The great coaltion includes the social democrats (which are therefore conservatives in your opinion?) and had changed so many things in germany in the last years, that no gouvernment before can claim to have changed more. From the mass migration 2015 ff to the closure of the nuclear power plants, from the homo-ehe to the to the current way into the debt union, from the minimum wage over the gtz compulsory fees to compulsory health insurance, from the refusal to close the borders even now against illegal immigration to the promotion of gender politics, from the end of the conscription to the measures now that are unique in the history of the federal republic because of the pandemic,
I strongly doubt that this current gouvernment can be called conservative by any means.
The fact that current politics in the pandemic is marked by incompetence and mistakes does not make it conservative. There is also leftist incompetence.
You're spilling too much disinformation here.
Deleteimmigration 2015: Not a policy, but absence of policy. To claim that it was active policy is a typical AfD propaganda/disinformation. The active policy was about dealing with the immigrants, not about getting them.
nuclear power plants: 6 are still running
Homo-Ehe: decision of federal constitutional court
minimum wage: a swiss cheese, and not enforced
public radio/TV fees: old story, those existed for decades and were merely simplified
gender politics: none really
conscription: still exists, basic military service was ended in large part becuase else the federal constitutional court would have ended it due to too great injustices.
pandemic countermeasures: mostly state-level policies. The federal government hasn't made much use of the new law so far.
So yes, the conservatives occasionally do something when absolutely forced to do something, and the social democrats got the minimum wage. That's an awful next-to-nothing for 15 years.
Speaking of China, I find the current China bashing campaign very dangerous. China has been relatively peaceful in the last 4 decades and spent a low ratio of its GDP on the military. America is provoking it. A $30 trillion (GDP PPP) economy with China's industrial capability is more than capable of destabilizing the entire world order. The USSR was only a fraction of China in everything yet millions have died in proxy wars and we barely avoided a nuclear war. I don't want a second cold war.
ReplyDeleteChina's GDP is more than a bit misleading, as an excessive share of it is domestic construction.
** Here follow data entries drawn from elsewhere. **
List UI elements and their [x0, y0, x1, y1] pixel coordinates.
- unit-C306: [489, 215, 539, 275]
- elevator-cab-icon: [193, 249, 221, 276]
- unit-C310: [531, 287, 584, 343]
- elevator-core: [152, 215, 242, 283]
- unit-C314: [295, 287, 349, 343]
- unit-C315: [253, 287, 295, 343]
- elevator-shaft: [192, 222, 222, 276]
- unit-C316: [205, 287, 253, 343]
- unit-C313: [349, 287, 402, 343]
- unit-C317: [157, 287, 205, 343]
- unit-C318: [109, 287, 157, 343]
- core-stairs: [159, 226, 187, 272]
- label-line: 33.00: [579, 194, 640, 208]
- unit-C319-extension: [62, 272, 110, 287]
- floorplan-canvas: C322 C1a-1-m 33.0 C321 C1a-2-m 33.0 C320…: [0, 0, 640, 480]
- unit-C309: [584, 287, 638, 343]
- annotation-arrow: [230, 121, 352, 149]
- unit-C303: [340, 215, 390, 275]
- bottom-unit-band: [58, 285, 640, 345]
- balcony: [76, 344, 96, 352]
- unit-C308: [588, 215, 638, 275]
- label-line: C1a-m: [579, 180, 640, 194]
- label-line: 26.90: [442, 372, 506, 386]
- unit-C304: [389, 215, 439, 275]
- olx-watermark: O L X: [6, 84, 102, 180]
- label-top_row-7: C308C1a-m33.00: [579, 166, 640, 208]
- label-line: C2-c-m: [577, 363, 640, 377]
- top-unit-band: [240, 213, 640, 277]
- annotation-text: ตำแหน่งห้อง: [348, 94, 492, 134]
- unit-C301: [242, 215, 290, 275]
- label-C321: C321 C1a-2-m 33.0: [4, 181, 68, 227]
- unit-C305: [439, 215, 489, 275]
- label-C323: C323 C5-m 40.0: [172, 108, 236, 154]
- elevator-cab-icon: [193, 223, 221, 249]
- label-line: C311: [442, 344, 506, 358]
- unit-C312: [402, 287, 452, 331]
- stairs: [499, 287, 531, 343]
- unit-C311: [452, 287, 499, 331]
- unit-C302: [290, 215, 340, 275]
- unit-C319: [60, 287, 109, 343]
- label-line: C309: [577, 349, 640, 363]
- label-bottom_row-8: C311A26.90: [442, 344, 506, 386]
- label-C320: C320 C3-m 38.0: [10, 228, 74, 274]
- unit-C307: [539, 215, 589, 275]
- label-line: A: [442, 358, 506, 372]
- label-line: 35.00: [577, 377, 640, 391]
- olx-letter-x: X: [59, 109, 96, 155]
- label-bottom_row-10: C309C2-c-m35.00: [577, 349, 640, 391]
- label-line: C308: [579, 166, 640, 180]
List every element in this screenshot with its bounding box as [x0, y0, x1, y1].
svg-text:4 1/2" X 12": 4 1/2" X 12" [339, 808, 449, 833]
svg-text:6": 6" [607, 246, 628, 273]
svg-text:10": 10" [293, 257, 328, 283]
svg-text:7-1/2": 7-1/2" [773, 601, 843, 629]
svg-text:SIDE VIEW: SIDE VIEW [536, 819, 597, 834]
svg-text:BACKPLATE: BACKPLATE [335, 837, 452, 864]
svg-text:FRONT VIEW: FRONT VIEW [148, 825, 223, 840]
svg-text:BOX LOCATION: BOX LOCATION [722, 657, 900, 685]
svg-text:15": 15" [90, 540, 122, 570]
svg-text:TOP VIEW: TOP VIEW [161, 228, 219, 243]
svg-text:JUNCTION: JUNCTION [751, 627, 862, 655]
They're world champions of concrete production by a huge margin.
Deletehttps://www.statista.com/statistics/267364/world-cement-production-by-country/
Everyone has become used to Americans being aggressive and bullying to small powers, but few are used to China actually being a threat as well. Particularly the Western countries that don't consider the U.S. a threat haven't been used to a major threat in three decades.
There's also the completely warranted concerns about Jingoism and history revanchism in China. The Australians are currently in a standoff with China, as China makes an example of them.
About a second Cold War; I believe it's unavoidable in the Pacific due to stupidity on both sides of it. My hope is that Europeans don't muster enough stupidity to become engaged in it. East Asia, Guam, Hawaii - these areas are not of concern to NATO according to the North Atlantic Treaty.